Roasted Cockatrice

Welcoming an important guest to the Soft Stone Monastery traditionally involves the serving of a special dish. Commonly referred to as roasted cockatrice, this dish is widely rumored to be worth becoming a patron of the monastery all on its own.

The simple name of the dish belies the effort and skill that goes into its making. The ingredients for the original recipe are snow cockatrice meat, ice spices, salt, garlic, and ashrooms. Recent variations have swapped out the cockatrice for bison, snow grouse, and even bear, as a way to hunt less dangerous game. Sometimes butter is used in the garlic sauce.

The dish is served raw, in a deep plate, with the meat resting on a bed of ashrooms. Separate bowls contain the ice spices, salt, and garlic, which is ground into a paste, optionally with butter. Then a spark is struck into the plate and the ashrooms burst into their gentle, bright flame. As the meat cooks, its juices mix with the delicious ashroom ashes and slowly create the sauce. The salt is added and the meat is stirred often in the flame, to better mix the juice with the ashes and also baste the meat with the sauce.

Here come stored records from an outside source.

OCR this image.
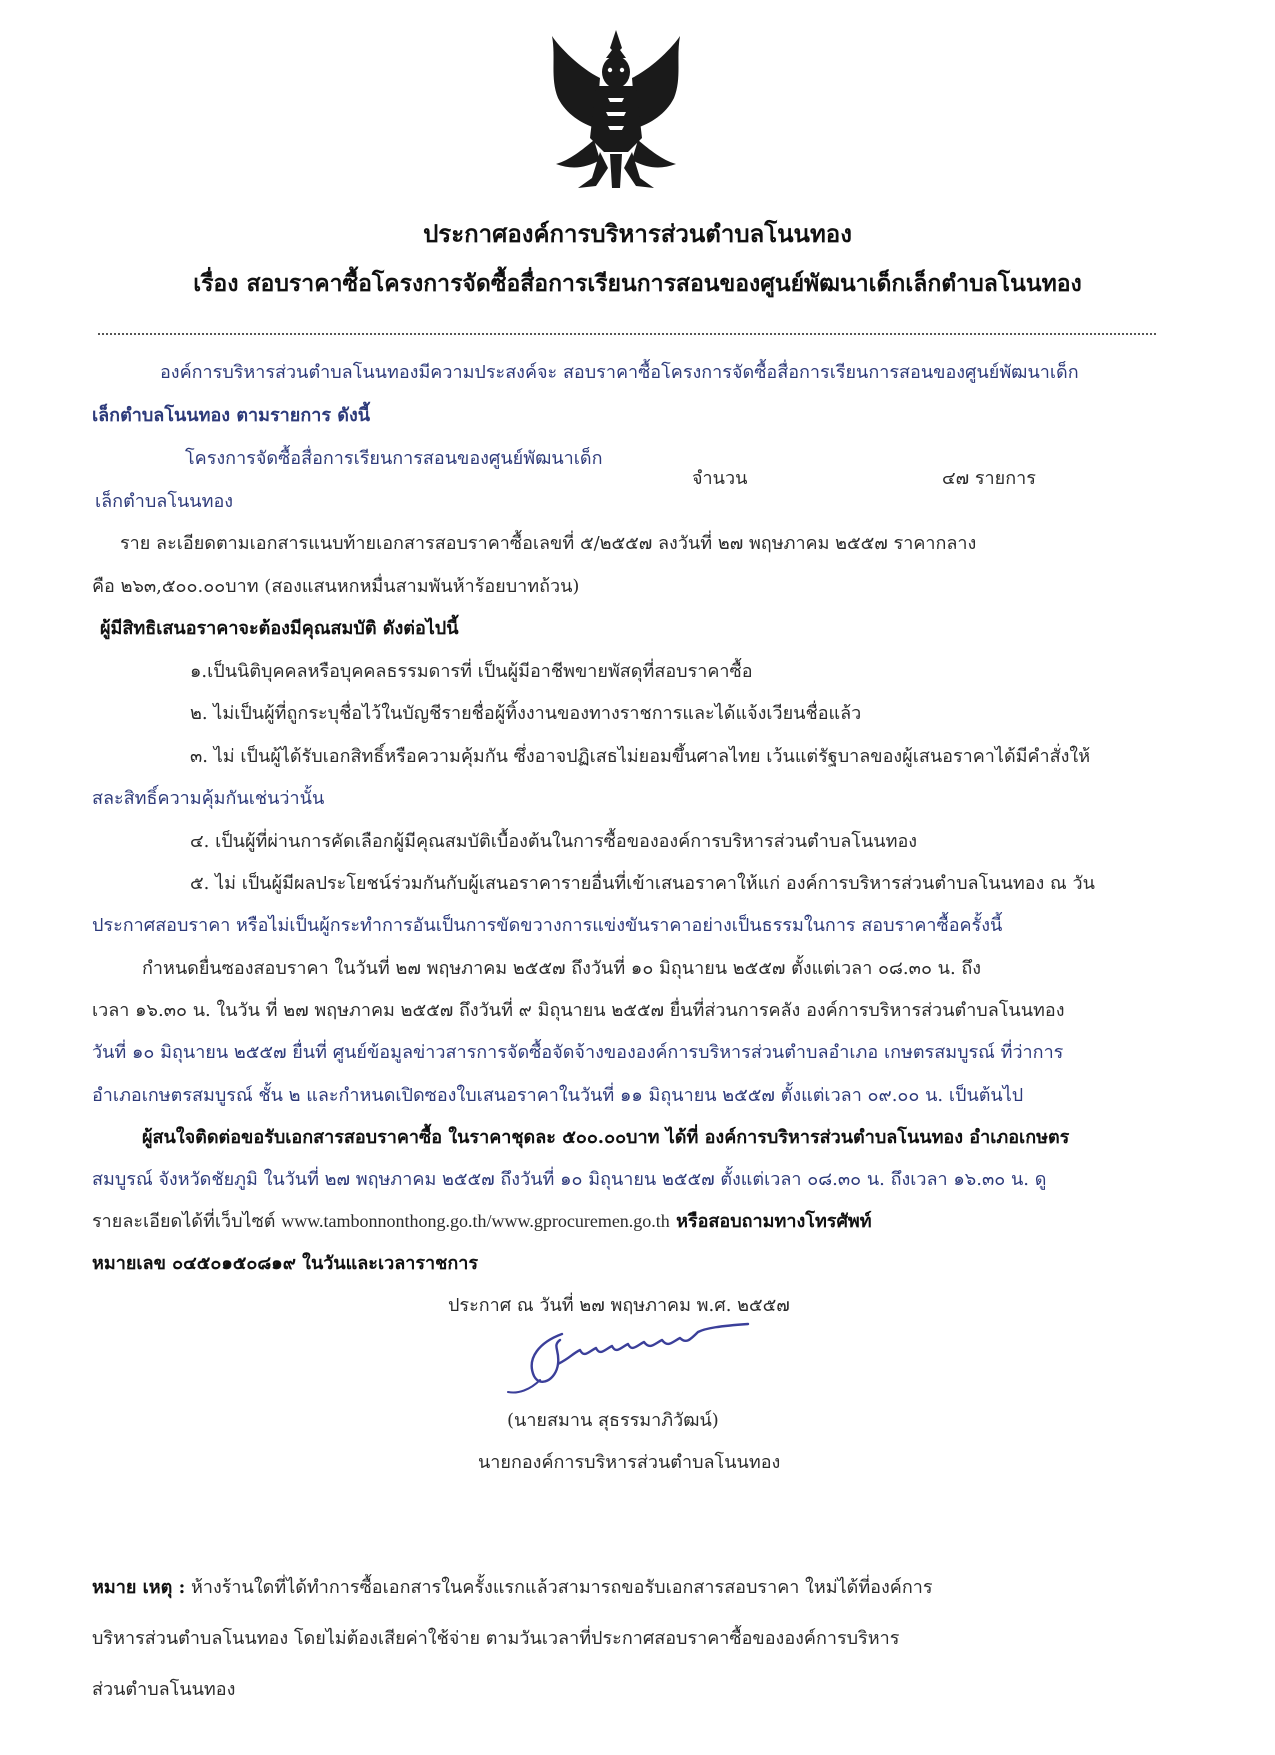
ประกาศองค์การบริหารส่วนตำบลโนนทอง
เรื่อง สอบราคาซื้อโครงการจัดซื้อสื่อการเรียนการสอนของศูนย์พัฒนาเด็กเล็กตำบลโนนทอง
องค์การบริหารส่วนตำบลโนนทองมีความประสงค์จะ สอบราคาซื้อโครงการจัดซื้อสื่อการเรียนการสอนของศูนย์พัฒนาเด็ก
เล็กตำบลโนนทอง ตามรายการ ดังนี้
โครงการจัดซื้อสื่อการเรียนการสอนของศูนย์พัฒนาเด็ก
จำนวน	๔๗ รายการ
เล็กตำบลโนนทอง
ราย ละเอียดตามเอกสารแนบท้ายเอกสารสอบราคาซื้อเลขที่ ๕/๒๕๕๗ ลงวันที่ ๒๗ พฤษภาคม ๒๕๕๗ ราคากลาง
คือ ๒๖๓,๕๐๐.๐๐บาท (สองแสนหกหมื่นสามพันห้าร้อยบาทถ้วน)
ผู้มีสิทธิเสนอราคาจะต้องมีคุณสมบัติ ดังต่อไปนี้
๑.เป็นนิติบุคคลหรือบุคคลธรรมดารที่ เป็นผู้มีอาชีพขายพัสดุที่สอบราคาซื้อ
๒. ไม่เป็นผู้ที่ถูกระบุชื่อไว้ในบัญชีรายชื่อผู้ทิ้งงานของทางราชการและได้แจ้งเวียนชื่อแล้ว
๓. ไม่ เป็นผู้ได้รับเอกสิทธิ์หรือความคุ้มกัน ซึ่งอาจปฏิเสธไม่ยอมขึ้นศาลไทย เว้นแต่รัฐบาลของผู้เสนอราคาได้มีคำสั่งให้
สละสิทธิ์ความคุ้มกันเช่นว่านั้น
๔. เป็นผู้ที่ผ่านการคัดเลือกผู้มีคุณสมบัติเบื้องต้นในการซื้อขององค์การบริหารส่วนตำบลโนนทอง
๕. ไม่ เป็นผู้มีผลประโยชน์ร่วมกันกับผู้เสนอราคารายอื่นที่เข้าเสนอราคาให้แก่ องค์การบริหารส่วนตำบลโนนทอง ณ วัน
ประกาศสอบราคา หรือไม่เป็นผู้กระทำการอันเป็นการขัดขวางการแข่งขันราคาอย่างเป็นธรรมในการ สอบราคาซื้อครั้งนี้
กำหนดยื่นซองสอบราคา ในวันที่ ๒๗ พฤษภาคม ๒๕๕๗ ถึงวันที่ ๑๐ มิถุนายน ๒๕๕๗ ตั้งแต่เวลา ๐๘.๓๐ น. ถึง
เวลา ๑๖.๓๐ น. ในวัน ที่ ๒๗ พฤษภาคม ๒๕๕๗ ถึงวันที่ ๙ มิถุนายน ๒๕๕๗ ยื่นที่ส่วนการคลัง องค์การบริหารส่วนตำบลโนนทอง
วันที่ ๑๐ มิถุนายน ๒๕๕๗ ยื่นที่ ศูนย์ข้อมูลข่าวสารการจัดซื้อจัดจ้างขององค์การบริหารส่วนตำบลอำเภอ เกษตรสมบูรณ์ ที่ว่าการ
อำเภอเกษตรสมบูรณ์ ชั้น ๒ และกำหนดเปิดซองใบเสนอราคาในวันที่ ๑๑ มิถุนายน ๒๕๕๗ ตั้งแต่เวลา ๐๙.๐๐ น. เป็นต้นไป
ผู้สนใจติดต่อขอรับเอกสารสอบราคาซื้อ ในราคาชุดละ ๕๐๐.๐๐บาท ได้ที่ องค์การบริหารส่วนตำบลโนนทอง อำเภอเกษตร
สมบูรณ์ จังหวัดชัยภูมิ ในวันที่ ๒๗ พฤษภาคม ๒๕๕๗ ถึงวันที่ ๑๐ มิถุนายน ๒๕๕๗ ตั้งแต่เวลา ๐๘.๓๐ น. ถึงเวลา ๑๖.๓๐ น. ดู
รายละเอียดได้ที่เว็บไซต์ www.tambonnonthong.go.th/www.gprocuremen.go.th หรือสอบถามทางโทรศัพท์
หมายเลข ๐๔๕๐๑๕๐๘๑๙ ในวันและเวลาราชการ
ประกาศ ณ วันที่ ๒๗ พฤษภาคม พ.ศ. ๒๕๕๗
(นายสมาน สุธรรมาภิวัฒน์)
นายกองค์การบริหารส่วนตำบลโนนทอง
หมาย เหตุ : ห้างร้านใดที่ได้ทำการซื้อเอกสารในครั้งแรกแล้วสามารถขอรับเอกสารสอบราคา ใหม่ได้ที่องค์การ
บริหารส่วนตำบลโนนทอง โดยไม่ต้องเสียค่าใช้จ่าย ตามวันเวลาที่ประกาศสอบราคาซื้อขององค์การบริหาร
ส่วนตำบลโนนทอง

This is where the best chefs show their skill. It is a point of honor to have calculated the ashrooms precisely so that the meat is perfectly cooked just when the flames die out. At that point the ice spices and garlic sauce are added as a final garnish. Alternatively, as some guests prefer some actual ashroom with the final dish(or when a chef overestimates the amount of ashrooms needed), the ice spices are sprinkled on to douse the flames early(with a dramatic puff of smoke), and preserve some fungi for a different texture.

It is customary for important discussions to take place while the dish is cooking in front of the parties concerned and the amazing taste always helps salve the pride of whoever gets the short end of the deal. It is usually not the monastery.